APARATE: Adaptive Adversarial Patch for CNN-based Monocular Depth Estimation for Autonomous Navigation
Amira Guesmi, Muhammad Abdullah Hanif, Ihsen Alouani, Muhammad Shafique
TL;DR
This work tackles the security risk of monocular depth estimation (MDE) in autonomous navigation by introducing APARATE, an adaptive physical adversarial patch that is sensitive to object shape, size, and distance. APARATE uses two masks and a patch transformer to expand the patch’s influence beyond the overlapped region, enabling complete concealment or depth distortion of targeted objects. A penalized depth loss, decomposed into overlapped and non-overlapped components and augmented with non-printability and total-variation terms, drives a gradient-based optimization of the patch, while an automated object-detection step localizes targets for training. Experiments on KITTI with three MDE models show substantial depth errors and near-complete region disruption, outperforming prior patches and maintaining impact under common defenses. The results highlight the need for robust defenses in real-world autonomous systems and provide a framework for evaluating adversarial patches in depth perception tasks.
Abstract
In recent times, monocular depth estimation (MDE) has experienced significant advancements in performance, largely attributed to the integration of innovative architectures, i.e., convolutional neural networks (CNNs) and Transformers. Nevertheless, the susceptibility of these models to adversarial attacks has emerged as a noteworthy concern, especially in domains where safety and security are paramount. This concern holds particular weight for MDE due to its critical role in applications like autonomous driving and robotic navigation, where accurate scene understanding is pivotal.
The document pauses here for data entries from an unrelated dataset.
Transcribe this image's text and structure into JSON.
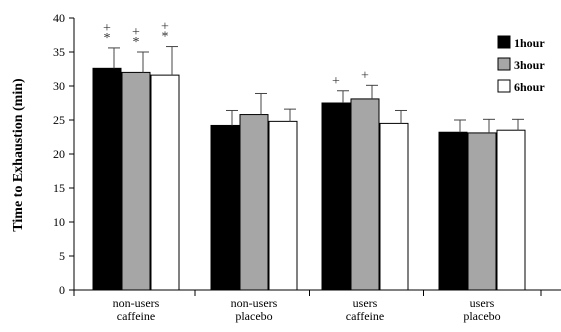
{
  "chart_data": {
    "type": "bar",
    "ylabel": "Time to Exhaustion (min)",
    "ylim": [
      0,
      40
    ],
    "yticks": [
      0,
      5,
      10,
      15,
      20,
      25,
      30,
      35,
      40
    ],
    "grid": false,
    "legend_position": "top-right",
    "categories": [
      [
        "non-users",
        "caffeine"
      ],
      [
        "non-users",
        "placebo"
      ],
      [
        "users",
        "caffeine"
      ],
      [
        "users",
        "placebo"
      ]
    ],
    "series": [
      {
        "name": "1hour",
        "color": "#000000",
        "values": [
          32.6,
          24.2,
          27.5,
          23.2
        ],
        "errors": [
          3.0,
          2.2,
          1.8,
          1.8
        ]
      },
      {
        "name": "3hour",
        "color": "#a6a6a6",
        "values": [
          32.0,
          25.8,
          28.1,
          23.1
        ],
        "errors": [
          3.0,
          3.1,
          2.0,
          2.0
        ]
      },
      {
        "name": "6hour",
        "color": "#ffffff",
        "values": [
          31.6,
          24.8,
          24.5,
          23.5
        ],
        "errors": [
          4.2,
          1.8,
          1.9,
          1.6
        ]
      }
    ],
    "annotations": [
      {
        "category": 0,
        "series": 0,
        "marks": [
          "+",
          "*"
        ]
      },
      {
        "category": 0,
        "series": 1,
        "marks": [
          "+",
          "*"
        ]
      },
      {
        "category": 0,
        "series": 2,
        "marks": [
          "+",
          "*"
        ]
      },
      {
        "category": 2,
        "series": 0,
        "marks": [
          "+"
        ]
      },
      {
        "category": 2,
        "series": 1,
        "marks": [
          "+"
        ]
      }
    ]
  }
}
To assess the vulnerability of CNN-based depth prediction methods, recent work tries to design adversarial patches against MDE. However, the existing approaches fall short of inducing a comprehensive and substantially disruptive impact on the vision system. Instead, their influence is partial and confined to specific local areas. These methods lead to erroneous depth predictions only within the overlapping region with the input image, without considering the characteristics of the target object, such as its size, shape, and position. In this paper, we introduce a novel adversarial patch named APARATE. This patch possesses the ability to selectively undermine MDE in two distinct ways: by distorting the estimated distances or by creating the illusion of an object disappearing from the perspective of the autonomous system. Notably, APARATE is designed to be sensitive to the shape and scale of the target object, and its influence extends beyond immediate proximity. APARATE, results in a mean depth estimation error surpassing $0.5$, significantly impacting as much as $99\%$ of the targeted region when applied to CNN-based MDE models. Furthermore, it yields a significant error of $0.34$ and exerts substantial influence over $94\%$ of the target region in the context of Transformer-based MDE.